Meeresschneeflocken: Nährstoffoasen für Tiefseemikroben

Meeresoberfläche

Im Tiefseereich schwimmen die Mikroben nicht frei herum, sondern leben allesamt auf "Meeresschnee"-Partikeln, berichtet ein Team um Gerhard Herndl. Mit ihnen rieseln ständig Nährstoffe vom lichtdurchfluteten Oberflächenwasser nach unten, sie sind daher quasi Oasen in der finsteren "Tiefseewüste".

Gerhard Herndl vom Department für Funktionelle und Evolutionäre Ökologie der Universität Wien untersuchte mit Kolleg*innen, wie die Tiefseemikroben ihre Nahrung quasi mundgerecht zerschneiden. Dazu haben sie Enzyme, die Eiweißstoffe und Kohlenhydrate spalten. "Mikroorganismen können nur kleine Moleküle mit einem Molekulargewicht von weniger als 600 aufnehmen", so der Meeresbiologe.

Mikroben zerteilen Nährstoffe außerhalb des Körpers

Einfachen Zucker (Glukose) mit einem Molekulargewicht von 180 könnten sie problemlos "schlucken", langkettige Kohlenhydrate mit Molekulargewichten über Tausend und größere Eiweißstoffe nicht. Solche Nährstoffe müssen die Mikroben außerhalb ihres Körpers zerlegen, genau so wie Menschen ihre Mahlzeiten vor dem Verzehr mit Messer und Gabel in kleine Häppchen teilen.

Bisher glaubte man, dass die dafür nötigen Enzyme an der Außenhülle der Bakterien und Archaeen verankert sind, so Herndl. Denn, wenn die Mikroben sie einfach ausschütten, wie das zum Beispiel Darmbakterien machen, würden sie sich im Meerwasser zerstreuen und irgendwo weitab Nährstoffe spalten, die dann aber außer Reichweite der kleinen Organismen sind. Doch je tiefer im Ozean die Mikroben leben, umso mehr solcher frei ausgeschiedenen Enzyme haben sie, fanden die Forscher*innen heraus.

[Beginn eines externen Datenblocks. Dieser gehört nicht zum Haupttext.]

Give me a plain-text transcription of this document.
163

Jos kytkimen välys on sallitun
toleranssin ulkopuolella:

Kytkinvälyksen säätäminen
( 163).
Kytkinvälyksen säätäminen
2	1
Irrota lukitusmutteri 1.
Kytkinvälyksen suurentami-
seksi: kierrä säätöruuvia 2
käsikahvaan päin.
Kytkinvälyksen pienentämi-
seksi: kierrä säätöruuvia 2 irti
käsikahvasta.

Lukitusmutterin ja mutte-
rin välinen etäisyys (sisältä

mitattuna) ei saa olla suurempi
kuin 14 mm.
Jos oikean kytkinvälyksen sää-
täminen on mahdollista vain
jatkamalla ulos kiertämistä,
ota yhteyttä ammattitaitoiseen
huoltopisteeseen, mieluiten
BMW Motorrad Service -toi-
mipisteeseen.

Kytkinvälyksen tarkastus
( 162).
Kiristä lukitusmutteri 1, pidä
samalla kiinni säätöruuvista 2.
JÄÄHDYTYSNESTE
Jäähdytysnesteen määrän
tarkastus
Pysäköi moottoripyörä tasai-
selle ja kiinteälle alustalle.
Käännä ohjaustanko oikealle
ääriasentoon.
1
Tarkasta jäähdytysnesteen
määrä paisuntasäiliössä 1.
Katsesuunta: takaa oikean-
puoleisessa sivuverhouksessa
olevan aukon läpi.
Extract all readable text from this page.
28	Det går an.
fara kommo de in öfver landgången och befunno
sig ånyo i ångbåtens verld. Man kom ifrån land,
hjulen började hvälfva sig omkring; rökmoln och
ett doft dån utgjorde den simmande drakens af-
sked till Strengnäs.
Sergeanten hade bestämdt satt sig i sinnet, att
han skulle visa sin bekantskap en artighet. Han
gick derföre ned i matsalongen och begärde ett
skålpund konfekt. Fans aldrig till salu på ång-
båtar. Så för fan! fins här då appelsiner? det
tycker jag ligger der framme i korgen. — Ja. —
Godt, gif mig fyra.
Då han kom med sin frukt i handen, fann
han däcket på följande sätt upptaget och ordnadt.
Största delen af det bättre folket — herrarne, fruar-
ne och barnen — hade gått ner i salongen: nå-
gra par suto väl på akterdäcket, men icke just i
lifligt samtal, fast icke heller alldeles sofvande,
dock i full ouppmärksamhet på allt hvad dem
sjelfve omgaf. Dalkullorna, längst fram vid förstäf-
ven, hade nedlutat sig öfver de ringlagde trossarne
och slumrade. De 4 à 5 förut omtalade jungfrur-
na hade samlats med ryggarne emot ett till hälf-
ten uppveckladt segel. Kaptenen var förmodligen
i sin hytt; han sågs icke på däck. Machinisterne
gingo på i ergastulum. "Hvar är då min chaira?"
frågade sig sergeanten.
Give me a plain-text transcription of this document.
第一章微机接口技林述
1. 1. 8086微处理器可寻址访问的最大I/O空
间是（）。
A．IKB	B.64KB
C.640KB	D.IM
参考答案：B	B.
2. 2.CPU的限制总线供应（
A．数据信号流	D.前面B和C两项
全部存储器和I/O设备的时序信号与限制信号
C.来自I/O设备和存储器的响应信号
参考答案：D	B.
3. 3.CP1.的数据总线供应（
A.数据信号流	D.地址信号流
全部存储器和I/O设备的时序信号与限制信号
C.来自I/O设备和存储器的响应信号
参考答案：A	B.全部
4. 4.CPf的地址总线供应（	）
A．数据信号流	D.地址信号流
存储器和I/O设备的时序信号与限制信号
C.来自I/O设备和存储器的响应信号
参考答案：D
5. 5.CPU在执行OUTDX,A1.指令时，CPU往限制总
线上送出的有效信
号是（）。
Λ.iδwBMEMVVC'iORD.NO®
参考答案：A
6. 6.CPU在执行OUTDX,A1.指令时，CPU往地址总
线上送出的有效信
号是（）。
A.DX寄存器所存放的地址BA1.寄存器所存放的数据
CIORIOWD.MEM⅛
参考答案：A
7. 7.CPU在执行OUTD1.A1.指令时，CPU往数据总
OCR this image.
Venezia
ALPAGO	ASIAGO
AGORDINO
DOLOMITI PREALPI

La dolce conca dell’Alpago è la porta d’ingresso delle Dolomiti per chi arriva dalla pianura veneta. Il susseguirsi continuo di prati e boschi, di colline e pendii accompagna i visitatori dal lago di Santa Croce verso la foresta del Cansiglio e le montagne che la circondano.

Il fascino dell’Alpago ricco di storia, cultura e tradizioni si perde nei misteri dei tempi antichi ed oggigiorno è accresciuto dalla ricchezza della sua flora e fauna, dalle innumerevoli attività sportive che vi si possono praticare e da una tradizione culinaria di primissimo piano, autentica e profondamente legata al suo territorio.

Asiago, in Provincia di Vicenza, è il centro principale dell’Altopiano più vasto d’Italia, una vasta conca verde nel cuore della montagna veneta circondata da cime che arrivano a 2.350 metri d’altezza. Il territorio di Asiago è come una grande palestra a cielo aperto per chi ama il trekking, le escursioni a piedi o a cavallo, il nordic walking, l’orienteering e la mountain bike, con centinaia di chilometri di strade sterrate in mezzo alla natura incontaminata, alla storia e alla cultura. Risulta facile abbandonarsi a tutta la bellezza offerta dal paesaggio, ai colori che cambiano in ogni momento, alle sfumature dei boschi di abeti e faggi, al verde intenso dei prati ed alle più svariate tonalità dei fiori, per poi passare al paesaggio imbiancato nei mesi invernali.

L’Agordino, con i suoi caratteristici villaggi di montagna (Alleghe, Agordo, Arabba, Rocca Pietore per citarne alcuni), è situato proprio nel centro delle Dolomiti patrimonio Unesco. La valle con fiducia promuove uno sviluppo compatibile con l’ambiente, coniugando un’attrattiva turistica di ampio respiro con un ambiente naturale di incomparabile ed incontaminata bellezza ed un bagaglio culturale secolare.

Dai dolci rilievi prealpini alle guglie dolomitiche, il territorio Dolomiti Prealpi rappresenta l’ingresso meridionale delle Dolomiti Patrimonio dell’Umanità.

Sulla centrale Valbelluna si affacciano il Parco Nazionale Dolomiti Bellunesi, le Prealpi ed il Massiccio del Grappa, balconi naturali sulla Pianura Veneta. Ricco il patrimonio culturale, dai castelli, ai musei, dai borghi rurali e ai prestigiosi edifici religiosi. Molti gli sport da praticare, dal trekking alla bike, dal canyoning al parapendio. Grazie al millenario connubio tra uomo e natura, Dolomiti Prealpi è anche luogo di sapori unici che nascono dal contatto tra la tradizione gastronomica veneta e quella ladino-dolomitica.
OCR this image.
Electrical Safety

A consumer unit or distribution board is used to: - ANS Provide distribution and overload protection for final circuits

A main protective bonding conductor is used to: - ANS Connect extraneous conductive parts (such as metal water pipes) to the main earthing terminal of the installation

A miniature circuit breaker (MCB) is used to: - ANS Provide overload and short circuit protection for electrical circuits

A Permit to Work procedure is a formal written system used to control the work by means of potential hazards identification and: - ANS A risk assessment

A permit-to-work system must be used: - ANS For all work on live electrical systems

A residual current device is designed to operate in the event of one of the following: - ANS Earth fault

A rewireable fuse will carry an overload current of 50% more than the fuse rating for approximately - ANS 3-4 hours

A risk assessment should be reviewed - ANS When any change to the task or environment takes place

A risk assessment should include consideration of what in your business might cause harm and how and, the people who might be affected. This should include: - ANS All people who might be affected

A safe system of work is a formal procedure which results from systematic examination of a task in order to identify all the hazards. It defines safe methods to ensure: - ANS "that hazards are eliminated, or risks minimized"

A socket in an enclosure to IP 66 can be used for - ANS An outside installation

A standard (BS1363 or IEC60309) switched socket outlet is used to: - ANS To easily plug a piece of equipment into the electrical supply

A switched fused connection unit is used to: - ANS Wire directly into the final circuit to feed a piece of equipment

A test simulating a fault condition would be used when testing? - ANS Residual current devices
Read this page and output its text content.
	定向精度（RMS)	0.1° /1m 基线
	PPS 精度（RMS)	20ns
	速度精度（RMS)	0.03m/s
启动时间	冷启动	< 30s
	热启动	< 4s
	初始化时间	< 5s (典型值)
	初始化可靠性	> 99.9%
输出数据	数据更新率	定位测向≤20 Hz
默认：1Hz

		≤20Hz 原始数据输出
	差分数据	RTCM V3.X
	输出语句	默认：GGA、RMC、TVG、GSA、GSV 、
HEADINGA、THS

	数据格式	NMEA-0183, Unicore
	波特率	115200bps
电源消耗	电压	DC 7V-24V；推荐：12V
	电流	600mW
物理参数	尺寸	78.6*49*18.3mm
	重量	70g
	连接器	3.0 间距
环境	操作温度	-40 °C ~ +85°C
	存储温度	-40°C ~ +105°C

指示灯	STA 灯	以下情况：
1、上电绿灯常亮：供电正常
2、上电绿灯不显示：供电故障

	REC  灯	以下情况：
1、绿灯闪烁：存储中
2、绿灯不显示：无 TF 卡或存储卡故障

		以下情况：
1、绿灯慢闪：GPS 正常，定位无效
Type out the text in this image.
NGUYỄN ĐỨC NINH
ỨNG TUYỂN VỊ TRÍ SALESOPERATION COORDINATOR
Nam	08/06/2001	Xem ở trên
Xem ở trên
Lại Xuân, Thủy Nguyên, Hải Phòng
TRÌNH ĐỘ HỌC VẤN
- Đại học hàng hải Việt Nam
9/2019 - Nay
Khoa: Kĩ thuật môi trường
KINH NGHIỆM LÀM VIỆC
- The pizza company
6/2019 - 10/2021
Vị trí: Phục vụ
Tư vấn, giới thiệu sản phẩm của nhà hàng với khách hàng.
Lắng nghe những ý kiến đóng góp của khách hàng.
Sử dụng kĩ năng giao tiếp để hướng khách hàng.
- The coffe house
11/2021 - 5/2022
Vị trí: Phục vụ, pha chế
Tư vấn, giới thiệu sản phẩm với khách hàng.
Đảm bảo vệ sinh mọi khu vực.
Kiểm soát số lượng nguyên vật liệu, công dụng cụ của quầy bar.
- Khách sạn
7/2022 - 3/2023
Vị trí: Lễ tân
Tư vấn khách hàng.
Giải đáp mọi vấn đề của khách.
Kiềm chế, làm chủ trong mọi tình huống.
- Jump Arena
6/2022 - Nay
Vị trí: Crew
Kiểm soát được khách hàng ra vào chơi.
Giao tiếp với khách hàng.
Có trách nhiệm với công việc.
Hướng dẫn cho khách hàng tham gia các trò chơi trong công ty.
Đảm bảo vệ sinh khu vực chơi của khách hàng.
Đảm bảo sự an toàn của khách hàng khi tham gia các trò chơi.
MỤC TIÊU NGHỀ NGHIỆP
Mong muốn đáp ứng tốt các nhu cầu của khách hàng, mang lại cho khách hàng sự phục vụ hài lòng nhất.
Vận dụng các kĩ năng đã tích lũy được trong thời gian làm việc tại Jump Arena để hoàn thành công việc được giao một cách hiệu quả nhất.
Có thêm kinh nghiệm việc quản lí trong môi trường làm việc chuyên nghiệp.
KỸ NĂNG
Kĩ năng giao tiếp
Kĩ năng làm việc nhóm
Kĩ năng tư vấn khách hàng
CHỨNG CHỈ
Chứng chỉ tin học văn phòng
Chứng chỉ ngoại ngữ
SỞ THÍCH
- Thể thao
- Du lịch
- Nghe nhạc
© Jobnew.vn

"Das deutet darauf hin, dass diese Mikroorganismen in der Tiefe überhaupt nicht im freien Wasser sind, sondern an Partikeln festsitzen", erklärt Herndl. Dort wäre die Diffusion genau so wie im menschlichen Darm limitiert, sprich, die Enzyme und Nährstoffe können nicht rasch in den unendlichen Weiten der Tiefsee verschwinden, sondern stehen den Mikroben weiterhin zur Verfügung.

Die Publikation "Linking extracellular enzymes to phylogeny indicates a predominantly particle-associated lifestyle of deep-sea prokaryotes" (Autoren: Zihao Zhao, Federico Baltar, Gerhard J. Herndl) erschien am 15. April 2020 im Journal "Science Advances".